41. A method comprising reducing the dose-related toxicity of Tamoxifen without decreasing its chemopreventive effects by administering to a mammalian patient a therapeutically effective dose of Tamoxifen and administering to the patient a therapeutically effective dose of at least one chemopreventive agent that is a truncation of azurin, wherein the truncation comprises one or more of the amino acid sequences selected from the group consisting of SEQ ID NO: 2 and SEQ ID NO: 25, in any order.

42. The method of claim 41, wherein the dose of Tamoxifen and dose of the truncation are administered at or around the same time.

43. The method of claim 41 , wherein the truncation binds to one or more binding sites of p53 selected from the group consisting of amino acids 1-17, 24-31, 80-276, and 297-305.

44. The method of claim 41 , wherein the truncation binds to the N-terminal binding domain of p53.

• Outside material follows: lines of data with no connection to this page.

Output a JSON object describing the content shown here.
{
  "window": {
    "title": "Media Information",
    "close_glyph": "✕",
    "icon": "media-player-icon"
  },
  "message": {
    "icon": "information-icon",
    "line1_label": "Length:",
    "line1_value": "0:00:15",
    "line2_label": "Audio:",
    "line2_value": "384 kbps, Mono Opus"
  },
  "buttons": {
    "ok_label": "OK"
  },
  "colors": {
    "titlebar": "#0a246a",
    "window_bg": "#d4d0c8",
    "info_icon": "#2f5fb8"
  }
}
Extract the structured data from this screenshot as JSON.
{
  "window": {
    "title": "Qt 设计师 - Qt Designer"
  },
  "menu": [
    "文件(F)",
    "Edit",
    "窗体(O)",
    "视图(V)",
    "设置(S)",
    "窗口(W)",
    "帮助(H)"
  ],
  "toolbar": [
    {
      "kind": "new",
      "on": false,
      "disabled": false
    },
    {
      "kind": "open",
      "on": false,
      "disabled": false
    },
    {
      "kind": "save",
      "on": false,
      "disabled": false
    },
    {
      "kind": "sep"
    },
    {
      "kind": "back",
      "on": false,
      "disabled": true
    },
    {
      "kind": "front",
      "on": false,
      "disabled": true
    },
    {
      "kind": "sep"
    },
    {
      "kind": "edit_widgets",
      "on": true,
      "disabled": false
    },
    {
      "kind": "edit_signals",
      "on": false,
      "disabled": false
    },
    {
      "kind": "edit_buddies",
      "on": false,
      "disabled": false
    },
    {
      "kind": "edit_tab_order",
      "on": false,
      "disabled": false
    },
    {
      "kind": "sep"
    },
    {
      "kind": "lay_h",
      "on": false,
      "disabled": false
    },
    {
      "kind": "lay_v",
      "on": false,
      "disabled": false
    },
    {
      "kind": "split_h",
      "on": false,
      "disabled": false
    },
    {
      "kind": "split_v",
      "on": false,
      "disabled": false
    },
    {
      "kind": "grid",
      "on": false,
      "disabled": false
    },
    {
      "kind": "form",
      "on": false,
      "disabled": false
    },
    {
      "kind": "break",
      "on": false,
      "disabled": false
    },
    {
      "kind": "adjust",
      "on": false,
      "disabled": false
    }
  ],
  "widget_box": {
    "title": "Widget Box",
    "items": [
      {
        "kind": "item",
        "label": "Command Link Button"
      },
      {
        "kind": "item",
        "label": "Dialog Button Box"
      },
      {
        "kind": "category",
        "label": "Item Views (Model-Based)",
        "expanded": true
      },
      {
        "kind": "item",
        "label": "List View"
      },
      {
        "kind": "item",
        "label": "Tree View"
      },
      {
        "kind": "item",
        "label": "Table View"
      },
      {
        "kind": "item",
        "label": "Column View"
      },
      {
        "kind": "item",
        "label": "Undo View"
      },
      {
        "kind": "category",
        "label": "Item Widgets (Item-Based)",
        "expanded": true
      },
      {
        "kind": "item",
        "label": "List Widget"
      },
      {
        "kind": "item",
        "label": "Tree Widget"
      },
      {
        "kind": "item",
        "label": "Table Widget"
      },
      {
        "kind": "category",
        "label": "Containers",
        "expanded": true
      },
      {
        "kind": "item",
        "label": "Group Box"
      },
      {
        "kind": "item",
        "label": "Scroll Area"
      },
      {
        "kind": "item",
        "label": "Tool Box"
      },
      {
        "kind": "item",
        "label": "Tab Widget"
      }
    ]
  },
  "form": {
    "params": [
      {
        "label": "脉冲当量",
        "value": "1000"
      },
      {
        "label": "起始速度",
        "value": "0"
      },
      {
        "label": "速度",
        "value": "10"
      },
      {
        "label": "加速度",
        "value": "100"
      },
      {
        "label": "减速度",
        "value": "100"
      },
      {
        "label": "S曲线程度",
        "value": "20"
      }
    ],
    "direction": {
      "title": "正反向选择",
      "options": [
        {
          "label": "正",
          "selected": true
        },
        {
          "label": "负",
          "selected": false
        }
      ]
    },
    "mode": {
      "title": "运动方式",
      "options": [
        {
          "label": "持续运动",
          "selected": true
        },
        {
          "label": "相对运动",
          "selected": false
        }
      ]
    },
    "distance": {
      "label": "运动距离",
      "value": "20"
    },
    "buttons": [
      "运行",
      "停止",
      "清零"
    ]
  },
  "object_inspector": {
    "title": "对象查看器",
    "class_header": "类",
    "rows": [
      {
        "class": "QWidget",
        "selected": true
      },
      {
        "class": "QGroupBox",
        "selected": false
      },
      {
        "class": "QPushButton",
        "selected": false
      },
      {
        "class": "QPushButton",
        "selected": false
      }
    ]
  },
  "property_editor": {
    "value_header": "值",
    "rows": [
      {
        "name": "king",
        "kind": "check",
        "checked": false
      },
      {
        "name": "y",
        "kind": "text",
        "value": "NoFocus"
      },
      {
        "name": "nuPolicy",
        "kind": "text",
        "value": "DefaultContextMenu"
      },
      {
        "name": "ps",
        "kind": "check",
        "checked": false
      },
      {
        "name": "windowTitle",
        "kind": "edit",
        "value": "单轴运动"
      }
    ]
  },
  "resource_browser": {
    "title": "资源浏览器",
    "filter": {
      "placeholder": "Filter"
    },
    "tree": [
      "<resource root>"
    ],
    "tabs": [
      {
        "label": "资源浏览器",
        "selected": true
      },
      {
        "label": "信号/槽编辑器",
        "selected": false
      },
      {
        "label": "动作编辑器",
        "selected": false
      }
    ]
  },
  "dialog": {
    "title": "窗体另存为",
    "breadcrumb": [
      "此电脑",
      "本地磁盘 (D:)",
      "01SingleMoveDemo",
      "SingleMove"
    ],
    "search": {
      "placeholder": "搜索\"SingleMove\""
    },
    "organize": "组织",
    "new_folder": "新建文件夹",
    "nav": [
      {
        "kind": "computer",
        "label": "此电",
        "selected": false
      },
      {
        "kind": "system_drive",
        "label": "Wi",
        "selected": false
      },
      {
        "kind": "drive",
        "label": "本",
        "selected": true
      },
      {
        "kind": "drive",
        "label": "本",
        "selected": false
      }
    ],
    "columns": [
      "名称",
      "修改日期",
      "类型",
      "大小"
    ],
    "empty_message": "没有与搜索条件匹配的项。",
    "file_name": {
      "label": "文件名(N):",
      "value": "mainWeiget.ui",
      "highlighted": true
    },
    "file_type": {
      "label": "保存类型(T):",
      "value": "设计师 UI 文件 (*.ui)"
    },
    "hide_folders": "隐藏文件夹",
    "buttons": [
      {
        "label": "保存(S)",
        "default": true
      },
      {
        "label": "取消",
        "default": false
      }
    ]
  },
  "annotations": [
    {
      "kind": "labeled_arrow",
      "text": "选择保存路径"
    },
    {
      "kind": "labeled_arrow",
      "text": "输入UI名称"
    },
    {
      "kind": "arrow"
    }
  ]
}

45. The method of claim 41 , wherein the truncation binds to the DNA binding domain of p53.

46. The method of claim 41 , wherein the truncation consists of SEQ ID NO: 2.

47. The method of claim 41, wherein the truncation comprises SEQ ID NO: 2.

48. The method of claim 41, wherein the truncation comprises a sequence selected from the group consisting of SEQ ID NO: 26, SEQ ID NO: 27, SEQ ID NO: 28, SEQ ID NO: 29, SEQ ID NO: 30, SEQ ID NO: 31, SEQ ID NO:32, SEQ ID NO: 33, SEQ ID NO: 34, and SEQ ID NO: 35.

49. A method comprising decreasing estrogen receptor binding to p53 in mammalian cells by administering to the mammalian cells at least one chemopreventive agent that is a truncation of azurin, wherein the truncation comprises one or more of the amino acid sequences selected from the group consisting of SEQ ID NO: 2 and SEQ ID NO: 25, and administering an antiestrogen, in any order.

50. The method of claim 49, wherein the antiestrogen is selected from the group consisting of Tamoxifen, fenretinide, and aromatase inhibitors.

51. The method of claim 49, wherein the truncation binds to one or more binding sites of p53 selected from the group consisting of amino acids 1-17, 24-31, 80-276, and 297-305.

52. The method of claim 49, wherein the truncation binds to the N-terminal binding domain of p53.

53. The method of claim 49, wherein the truncation binds to the DNA binding domain of p53.

54. The method of claim 49, wherein the truncation consists of SEQ ID NO: 2.

55. The method of claim 49, wherein the truncation comprises SEQ ID NO: 2.

56. The method of claim 49, wherein the truncation comprises a sequence selected from the group consisting of SEQ ID NO: 26, SEQ ID NO: 27, SEQ ID NO: 28, SEQ ID NO: 29, SEQ ID NO: 30, SEQ ID NO: 31, SEQ ID NO:32, SEQ ID NO: 33, SEQ ID NO: 34, and SEQ ID NO: 35.